There was no time to shoulder the gun. Still clinging to the bush with one hand, I pressed the safety off with the other, grasped the trigger, shoved the gun straight ahead of me on the ground and fired point-blank. With a throaty cry, Old Screamer spun in his tracks and ran back up the cliff. The recoil from the shot wrested the gun from my grip. It flew backward into the darkness and clanged onto the rocks below.
The situation had gotten very out of hand. If my shot had gone wild, I thought, or if Old Screamer was merely wounded, he could return meaner than ever. Moses surely had escaped down the back side by the time Old Screamer came after me.
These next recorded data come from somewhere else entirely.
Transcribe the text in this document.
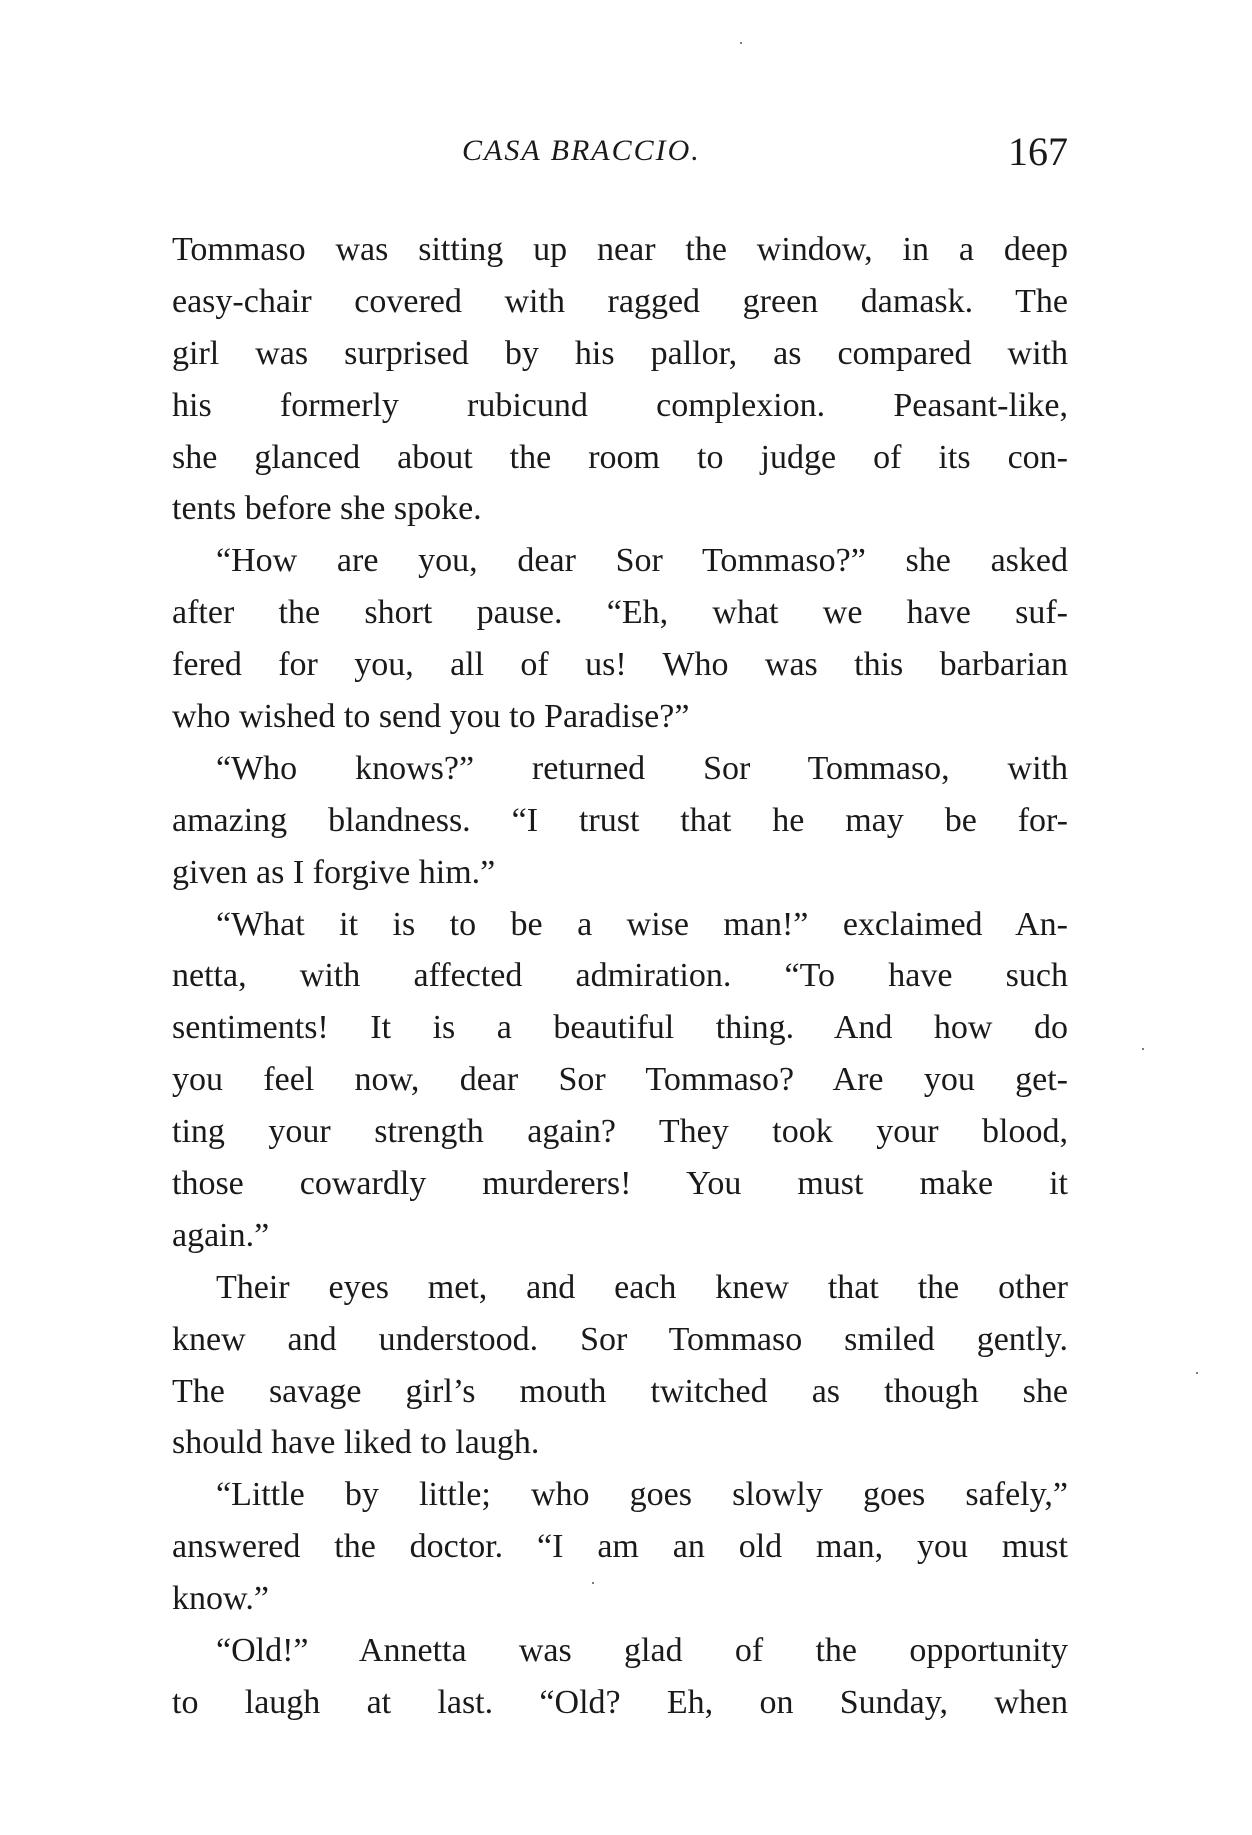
CASA BRACCIO.	167
Tommaso was sitting up near the window, in a deep
easy-chair covered with ragged green damask. The
girl was surprised by his pallor, as compared with
his formerly rubicund complexion. Peasant-like,
she glanced about the room to judge of its con-
tents before she spoke.
“How are you, dear Sor Tommaso?” she asked
after the short pause. “Eh, what we have suf-
fered for you, all of us! Who was this barbarian
who wished to send you to Paradise?”
“Who knows?” returned Sor Tommaso, with
amazing blandness. “I trust that he may be for-
given as I forgive him.”
“What it is to be a wise man!” exclaimed An-
netta, with affected admiration. “To have such
sentiments! It is a beautiful thing. And how do
you feel now, dear Sor Tommaso? Are you get-
ting your strength again? They took your blood,
those cowardly murderers! You must make it
again.”
Their eyes met, and each knew that the other
knew and understood. Sor Tommaso smiled gently.
The savage girl’s mouth twitched as though she
should have liked to laugh.
“Little by little; who goes slowly goes safely,”
answered the doctor. “I am an old man, you must
know.”
“Old!” Annetta was glad of the opportunity
to laugh at last. “Old? Eh, on Sunday, when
I could think of no good reason to stick around. I backed rapidly down the trail on my hands and knees. At the bottom I jumped to my feet and walked quickly toward the road. Just as I reached the highway I heard something behind me. Old Screamer! With a will of their own my feet began to pound the asphalt in cadence with my pounding heart. I glanced over my shoulder. Whatever was back there was gaining. With superhuman effort I quickened my pace. A shadowy figure pulled up alongside me, and then sped past. Moses! It wasn't Old Screamer who was chasing me after all. Greatly relieved, I started to slow down. Then I thought: Maybe something's chasing Moses. I decided to keep running.
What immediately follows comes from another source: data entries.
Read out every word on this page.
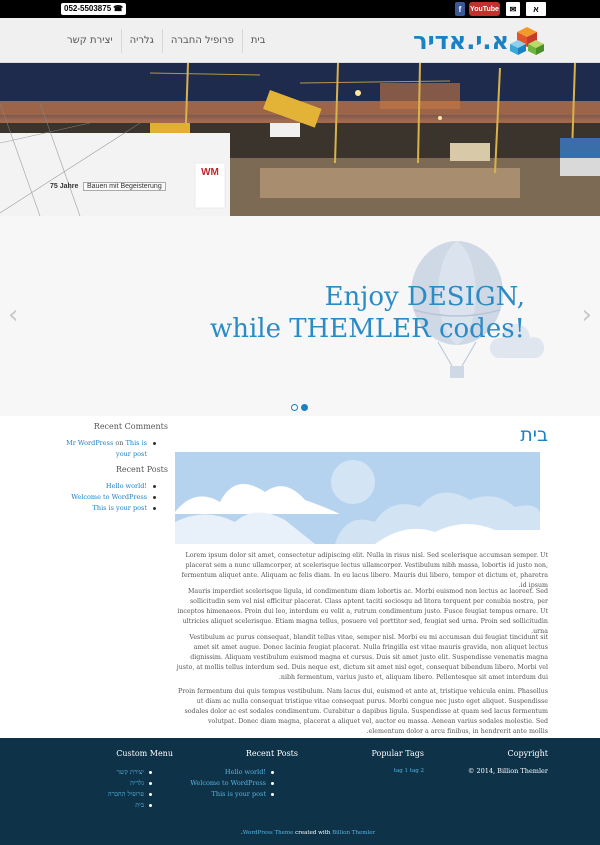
052-5503875 ☎	f	YouTube	✉	א
יצירת קשר	גלריה	פרופיל החברה	בית	א.י.אדיר
75 Jahre	Bauen mit Begeisterung
WM
Enjoy DESIGN,
while THEMLER codes!
‹	›
בית
Lorem ipsum dolor sit amet, consectetur adipiscing elit. Nulla in risus nisl. Sed scelerisque accumsan semper. Ut placerat sem a nunc ullamcorper, at scelerisque lectus ullamcorper. Vestibulum nibh massa, lobortis id justo non, fermentum aliquet ante. Aliquam ac felis diam. In eu lacus libero. Mauris dui libero, tempor et dictum et, pharetra id ipsum.
Mauris imperdiet scelerisque ligula, id condimentum diam lobortis ac. Morbi euismod non lectus ac laoreet. Sed sollicitudin sem vel nisl efficitur placerat. Class aptent taciti sociosqu ad litora torquent per conubia nostra, per inceptos himenaeos. Proin dui leo, interdum eu velit a, rutrum condimentum justo. Fusce feugiat tempus ornare. Ut ultricies aliquet scelerisque. Etiam magna tellus, posuere vel porttitor sed, feugiat sed urna. Proin sed sollicitudin urna.
Vestibulum ac purus consequat, blandit tellus vitae, semper nisl. Morbi eu mi accumsan dui feugiat tincidunt sit amet sit amet augue. Donec lacinia feugiat placerat. Nulla fringilla est vitae mauris gravida, non aliquet lectus dignissim. Aliquam vestibulum euismod magna et cursus. Duis sit amet justo elit. Suspendisse venenatis magna justo, at mollis tellus interdum sed. Duis neque est, dictum sit amet nisl eget, consequat bibendum libero. Morbi vel nibh fermentum, varius justo et, aliquam libero. Pellentesque sit amet interdum dui.
Proin fermentum dui quis tempus vestibulum. Nam lacus dui, euismod et ante at, tristique vehicula enim. Phasellus ut diam ac nulla consequat tristique vitae consequat purus. Morbi congue nec justo eget aliquet. Suspendisse sodales dolor ac est sodales condimentum. Curabitur a dapibus ligula. Suspendisse at quam sed lacus fermentum volutpat. Donec diam magna, placerat a aliquet vel, auctor eu massa. Aenean varius sodales molestie. Sed elementum dolor a arcu finibus, in hendrerit ante mollis.
Recent Comments
Mr WordPress on This is your post
Recent Posts
Hello world!
Welcome to WordPress
This is your post
Copyright
© 2014, Billion Themler
Popular Tags
tag 1 tag 2
Recent Posts
Hello world!
Welcome to WordPress
This is your post
Custom Menu
יצירת קשר
גלריה
פרופיל החברה
בית
.WordPress Theme created with Billion Themler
By the time we reached the town limits I'd passed Moses once and he'd passed me yet again. We ran the last quarter-mile neck and neck. Without stopping, Moses darted straight for his usual haven under the back porch. I went to my room and crawled into bed. I lay there breathing hard, my brain feverishly replaying the night's events. Had I, perhaps, bagged Old Screamer after all? Could it be that his carcass was lying up there in the rocks for me to find and lash to a pole and carry back to town in triumph? The thought quickened my pulse even more. I'd check the quarry tomorrow.
Next morning I awoke late. My father was sitting on the rear steps, his wide back to the door. He heard me step out onto the porch. "Good hunt?" he asked without turning around.
"You bet," I boasted. Omitting the embarrassing details, I told him about the perilous confrontation on the trail and how I'd managed, with considerable boldness and skill, to get off a close-range shot. "I think I got him, all right."
"Your gun's not in the closet."
"Uh...no, you see, I fell and dropped it. I'm going back to get it today."
There was a metallic clink from somewhere near my father's feet. Curious, I stepped forward. I was surprised to see Moses on his haunches between my father's legs. My father was running his fingers over Moses' head and body. At one point his fingers stopped and probed. He picked up a pair of tweezers, extracted what he'd found and dropped it into a pan on the steps. I looked into the pan. It held a half-dozen No. 5 shotgun pellets. My stomach flip-flopped. Suddenly it was all clear. It wasn't Old Screamer I'd met on the trail last night. It was Moses. I'd shot my own dog!
Without a word I went back to my bed and pulled the covers over my head. I stayed there most of the day.